Tapestry of hunting with hawks, Chateau Puivert, France (detail)
Helen Macdonald’s book, H is for Hawk, is the well-deserved winner of this year’s Samuel Johnson Prize for Non-Fiction, as well as being many people’s favourite book of the year. This highly personal memoir has obviously touched a nerve concerning our relationship with the animal world, and though some critics have rushed to compare it with J.A.Baker’s The Peregrine, it has much more in common with Mark Rowlands’ 2008 The Philosopher and the Wolf, another remarkable disquisition on inter-species empathy.
Substitute Brenin the wolf for Mabel the goshawk and it is clear that Helen Macdonald and Mark Rowlands both have form. The two books were published when their writers were approaching 40 and had found themselves looking back on difficult times. In both cases it had been the development of a close and potentially fraught relationship with a wild creature which had allowed them to re-situate themselves in the world on an entirely new footing. In the time-consuming, frustrating and on occasions debilitating ‘training’ process, both trainer and animal were changed irrevocably.
Neither was a novice. Macdonald had years of experience in training hawks as Rowlands had with large dogs. But in taking on, respectively, a goshawk and a pure wolf (which Rowlands was able to do while working as a philosophy lecturer at an American university, securing the dog through not entirely legal means), the two writers immersed themselves in like-minded projects. In both cases, this enabled them to escape problems in the wider world (including, it seems, an ability to sustain long-term personal relationships), and in doing so exert a claim on our kinship with other ‘animals like us’, to cite the title of one of Rowlands’ further studies in animal-human relationships and ethics.
There are important differences. Where Macdonald and Mabel fled to the fields and the woods away from the city, Rowlands took Brenin (human size, human weight, but a timber wolf nonetheless) into his lectures and seminars. He invariably did this after wearing the wolf out beforehand, through long runs, so that it mostly slept at the back of the class, in between occasional bouts of groans and howls. Nevertheless, for nearly ten years man and wolf lived, worked and travelled as one.
The success of Macdonald’s relationship with Mabel the goshawk, over time eventuated in a more confident, more out-going human being, as is clear in the eloquent style of H is for Hawk, though at times Macdonald admits to being close to madness. ‘I was nervous, highly strung, paranoid, prone to fits of terror and rage,’ she writes at one point. ‘I fled from society, hid from everything; found myself drifting into strange states where I wasn’t certain who or what I was.
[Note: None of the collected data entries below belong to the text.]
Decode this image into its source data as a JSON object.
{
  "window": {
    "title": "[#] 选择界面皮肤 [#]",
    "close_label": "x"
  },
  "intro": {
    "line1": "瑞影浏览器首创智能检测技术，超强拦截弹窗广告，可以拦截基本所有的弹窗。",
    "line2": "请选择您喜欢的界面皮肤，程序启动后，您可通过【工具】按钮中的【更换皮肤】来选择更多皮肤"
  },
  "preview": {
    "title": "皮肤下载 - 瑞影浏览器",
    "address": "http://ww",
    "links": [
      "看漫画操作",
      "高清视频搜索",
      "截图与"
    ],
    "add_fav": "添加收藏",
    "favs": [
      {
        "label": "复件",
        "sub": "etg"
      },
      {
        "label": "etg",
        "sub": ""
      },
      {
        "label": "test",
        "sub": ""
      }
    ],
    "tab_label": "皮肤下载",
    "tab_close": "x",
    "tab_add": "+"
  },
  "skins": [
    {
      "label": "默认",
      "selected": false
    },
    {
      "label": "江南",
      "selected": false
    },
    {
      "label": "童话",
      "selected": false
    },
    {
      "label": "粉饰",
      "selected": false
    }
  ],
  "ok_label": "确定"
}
In hunting with Mabel, day after day, I had assumed – in my imagination, of course, but that was all it could ever be – her alien perspective, her inhuman understanding of the world.’ Though her main argument is with herself in exploring this strange relationship, Macdonald also engages with the history of hawking and hunting, reflecting on – and rejecting – the will to power of so much of the literature, including T.H.White’s minor epic, The Goshawk, a close reading of which provides a counterpoint to the main story.
For Rowlands, however – as a result of his decade with Brenin, through thick and thin, and continuing emotional upheavals – the lessons were more drastic. Searching out the literature on animal training, Rowlands is appalled at the cruelty of most animal psychology and experimentation. He becomes a vegetarian as a result, though he is unable to persuade the wolf to do likewise; he further resolves to focus as a philosopher on aspects of animal rights and human flourishing. The writer turns inward, profoundly so, but the philosopher turns outwards toward the world of politics and species dignity.
One hopes that such accounts of close and empathetic relationships between humans and animals might help arrest the continuing decline of species. For wherever one looks in the landscape today, there is less animal life to see, other than a proliferation of cats and dogs. George Monbiot and others have argued for a re-wilding of the landscape, while a generation ago Nan Fairbrother noted in her wonderful book, New Lives, New Landscapes, that ‘the animals are going indoors’, referring to the growth of factory farming. It is to be hoped that between them the extraordinary lives of Brenin and Mabel (and their human familiars) might persuade more people to take the duty of care owed to animals more seriously.